Defendant was the acting anesthesiologist during Plaintiff’s colonoscopy.  (Def. UMF No. 1.)  Defendant presents expert evidence through William Mazzei, M.D., a board certified anesthesiologist, that Defendant’s care and treatment of Plaintiff was appropriate and within the standard of care required of an anesthesiologist.  (Def. UMF No. 1-8.)  Specifically, Dr. Mazzei opines that the informed consent that was given to Plaintiff was within the standard of care, and Defendant’s records show that she discussed the risks, benefits, and alternative procedures with Plaintiff, and answered all of Plaintiff’s questions.  (Def. UMF No. 3.)  In addition, the anesthesia care that Defendant provided was not related to Plaintiff’s bowel perforation.  (Def. UMF Nos. 4-5.)  Furthermore, the care for Plaintiff after the colonoscopy procedure was “exemplary” because once Plaintiff’s complaints of pain became abnormal, Defendant contacted the surgeon and arrangements were made to transfer Plaintiff.  (Def. UMF No 6.)  Plaintiff was transferred in an appropriate timeframe and there was no delay.  (Def. UMF Nos. 6-7.)  Dr. Mazzei further opines to a reasonable medical probability that no negligent act or omission by Defendant caused or contributed to any injury or harm to Plaintiff.  (Def. UMF Nos. 2-9.)  While Plaintiff did have a perforation, it was not caused by a negligent act on the part of Defendant.  (Def. UMF No. 7.)
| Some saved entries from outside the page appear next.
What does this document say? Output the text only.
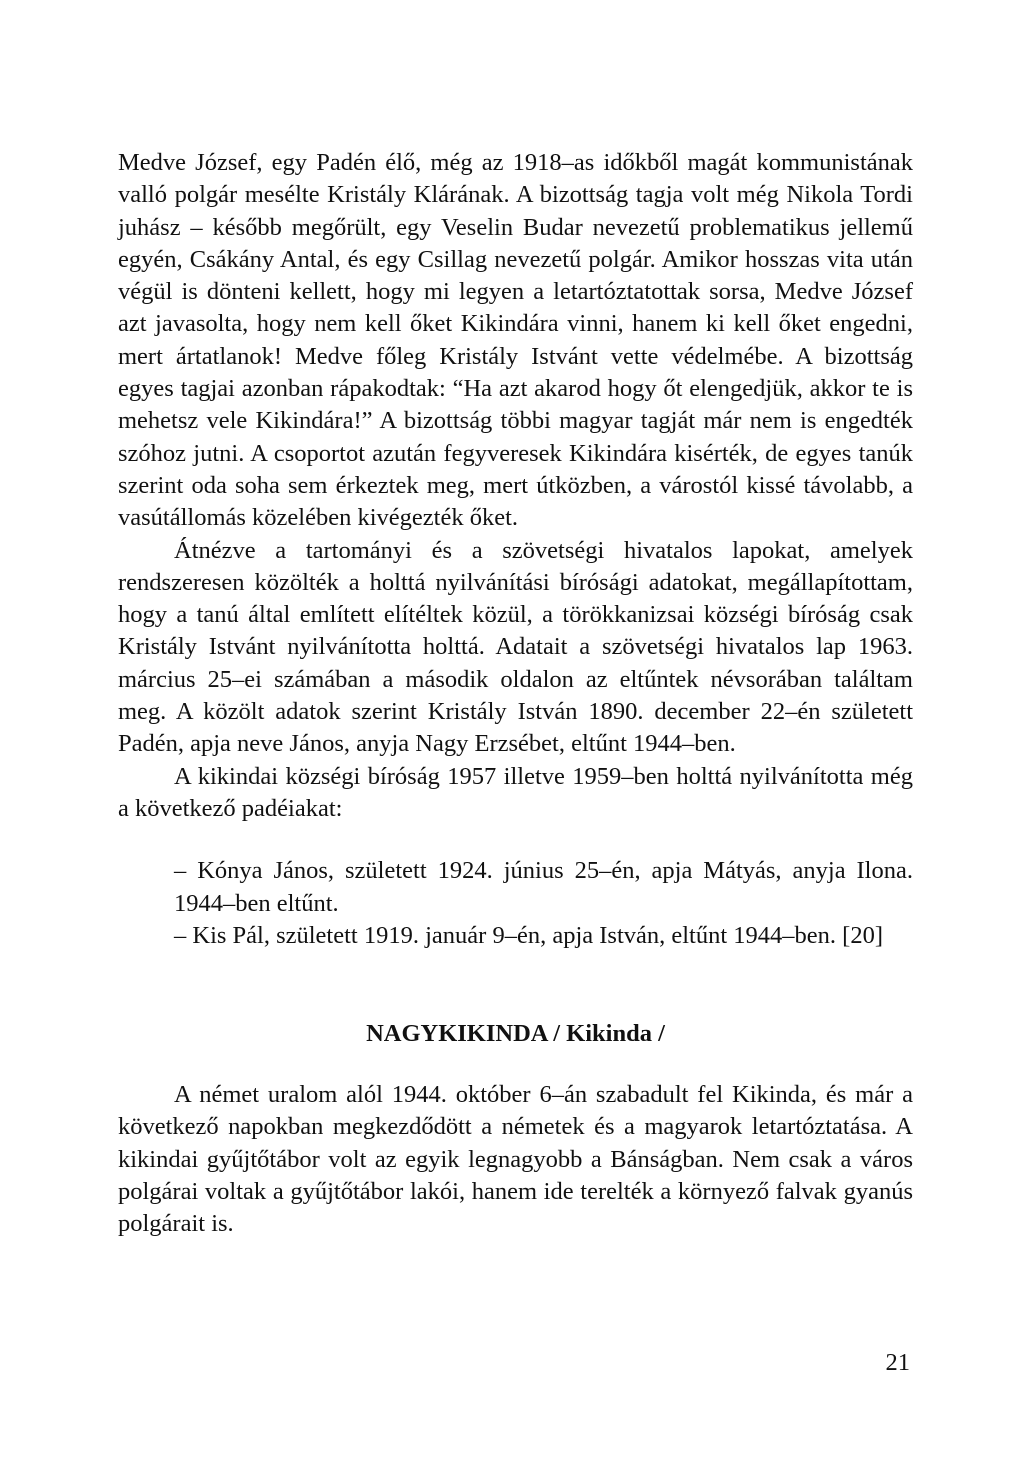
Medve József, egy Padén élő, még az 1918–as időkből magát kommunistának valló polgár mesélte Kristály Klárának. A bizottság tagja volt még Nikola Tordi juhász – később megőrült, egy Veselin Budar nevezetű problematikus jellemű egyén, Csákány Antal, és egy Csillag nevezetű polgár. Amikor hosszas vita után végül is dönteni kellett, hogy mi legyen a letartóztatottak sorsa, Medve József azt javasolta, hogy nem kell őket Kikindára vinni, hanem ki kell őket engedni, mert ártatlanok! Medve főleg Kristály Istvánt vette védelmébe. A bizottság egyes tagjai azonban rápakodtak: “Ha azt akarod hogy őt elengedjük, akkor te is mehetsz vele Kikindára!” A bizottság többi magyar tagját már nem is engedték szóhoz jutni. A csoportot azután fegyveresek Kikindára kisérték, de egyes tanúk szerint oda soha sem érkeztek meg, mert útközben, a várostól kissé távolabb, a vasútállomás közelében kivégezték őket.

Átnézve a tartományi és a szövetségi hivatalos lapokat, amelyek rendszeresen közölték a holttá nyilvánítási bírósági adatokat, megállapítottam, hogy a tanú által említett elítéltek közül, a törökkanizsai községi bíróság csak Kristály Istvánt nyilvánította holttá. Adatait a szövetségi hivatalos lap 1963. március 25–ei számában a második oldalon az eltűntek névsorában találtam meg. A közölt adatok szerint Kristály István 1890. december 22–én született Padén, apja neve János, anyja Nagy Erzsébet, eltűnt 1944–ben.

A kikindai községi bíróság 1957 illetve 1959–ben holttá nyilvánította még a következő padéiakat:

– Kónya János, született 1924. június 25–én, apja Mátyás, anyja Ilona. 1944–ben eltűnt.

– Kis Pál, született 1919. január 9–én, apja István, eltűnt 1944–ben. [20]

NAGYKIKINDA / Kikinda /

A német uralom alól 1944. október 6–án szabadult fel Kikinda, és már a következő napokban megkezdődött a németek és a magyarok letartóztatása. A kikindai gyűjtőtábor volt az egyik legnagyobb a Bánságban. Nem csak a város polgárai voltak a gyűjtőtábor lakói, hanem ide terelték a környező falvak gyanús polgárait is.

21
Here, Defendant has provided evidence to establish that she did not breach a duty, as her care of Plaintiff was within the community standard of care for an anesthesiologist.  In addition, Defendant has provided evidence to establish that she did not cause Plaintiff’s perforation, or any of the resulting damages arising from that perforation.

Accordingly, Defendant has negated the elements for breach of duty, causation, and damages for Plaintiff’s medical malpractice cause of action.  This shifts the burden to Plaintiff to offer evidence to establish a triable issue of material fact as to the elements of breach of duty, causation, and damages.

Plaintiff failed to file an opposition and meet his burden by providing evidence to establish triable issue of facts, as to the elements that Defendant negated.

Thus, Defendant’s Motion for Summary Judgment is GRANTED.    

3. Conclusion 

 Defendant’s Motion for Summary Judgment is GRANTED.   

Defendant is ordered to give notice.

PLEASE TAKE NOTICE:

·       Parties are encouraged to meet and confer after reading this tentative ruling to see if they can reach an agreement.

·       If a party intends to submit on this tentative ruling, the party must send an email to the court at sscdept31@lacourt.org with the Subject line “SUBMIT” followed by the case number.  The body of the email must include the hearing date and time, counsel’s contact information, and the identity of the party submitting. 

·       Unless all parties submit by email to this tentative ruling, the parties should arrange to appear remotely (encouraged) or in person for oral argument.  You should assume that others may appear at the hearing to argue. 

·       If the parties neither submit nor appear at hearing, the Court may take the motion off calendar or adopt the tentative ruling as the order of the Court.  After the Court has issued a tentative ruling, the Court may prohibit the withdrawal of the subject motion without leave.